Algeria: Abdelaziz Nadji, released from Guantanamo to be imprisoned at El-Harrach

Mr. Abdelaziz Nadji is a 37-year-old Algerian citizen from Batna who is handicapped after having lost a leg. He had been arrested in 2002 in Pakistan by the intelligence services and turned over to the American intelligence services. He was then transferred to Guantanamo where he was detained for eight years. He has testified that he was tortured in a continuous fashion.

Despite his refusal to be sent back to Algeria, where he feared being the object of further persecution and ill treatment, he was finally released by the United States to the Algerian authorities on 19 July 2010. As soon as he arrived at the Algiers airport he was taken by agents of the department of intelligence and security (DRS) who brought him to a secret detention center, notwithstanding diplomatic assurances by the Algerian authorities to the US Department of State.

Mr. Abdelaziz Nadji was placed in secret detention and was not released until after the mobilization on his behalf of local and international NGOs as well as several advocates. An article in the New York Times (1) was particularly influential. He was released under surveillance, although this was not authorized by a judicial decision. He was also obliged to present himself every Wednesday at 9 am to the military jail of the DRS in Batna, known as "the alleys."

On 15 January 2012 he learned that his trial had been scheduled for the next day in the Algiers criminal court but it had not been convened. He went to the court by himself and was sentenced 16 January 2012 to three years in prison for "belonging to a terrorist group activating abroad," much to the surprise of those involved. The evidence put forward by the court was the exact same as that put forth at Guantanamo.
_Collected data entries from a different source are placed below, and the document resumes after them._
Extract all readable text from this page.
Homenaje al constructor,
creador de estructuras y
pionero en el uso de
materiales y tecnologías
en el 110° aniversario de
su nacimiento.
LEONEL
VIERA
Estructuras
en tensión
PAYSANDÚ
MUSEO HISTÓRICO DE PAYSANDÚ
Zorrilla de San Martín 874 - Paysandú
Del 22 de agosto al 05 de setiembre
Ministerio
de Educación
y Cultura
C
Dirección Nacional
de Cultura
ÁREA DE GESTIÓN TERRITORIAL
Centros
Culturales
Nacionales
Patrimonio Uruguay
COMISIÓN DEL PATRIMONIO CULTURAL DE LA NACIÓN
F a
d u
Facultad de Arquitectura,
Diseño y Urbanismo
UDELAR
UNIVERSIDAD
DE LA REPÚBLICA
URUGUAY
He was criticized for his enrollment in an organization classified as supporting terrorist agents in Indian Kashmir.

Mr. Nadji decided to appeal this decision. He started a hunger strike in protest of this clear violation of his fundamental rights and for being prosecuted a second time for criminal acts that he had already served eight years in arbitrary detention in inhumane conditions for.

His family has fought against the conviction of Abdelaziz NADJI who has already suffered enormously under torture in arbitrary detention at Guantanamo. Since his family's visit on 22 January to the El-Harrach Prison, they have stated that the state of his health is rapidly degrading.

Mr. Abdelaziz Nadji is one of the rare ex-detainees from Guantanamo who has been prosecuted and sentenced to prison in his country of origin. Before him, in 2007 a Tunisian court convicted Abdallah Hajji, a repatriated Tunisian who had been freed in June 2007 by the American authorities after five years in Guantanamo without any accusations being brought against him. He was sentenced to eight years in prison and was freed in January 2011 after the fall of the regime of Ben Ali.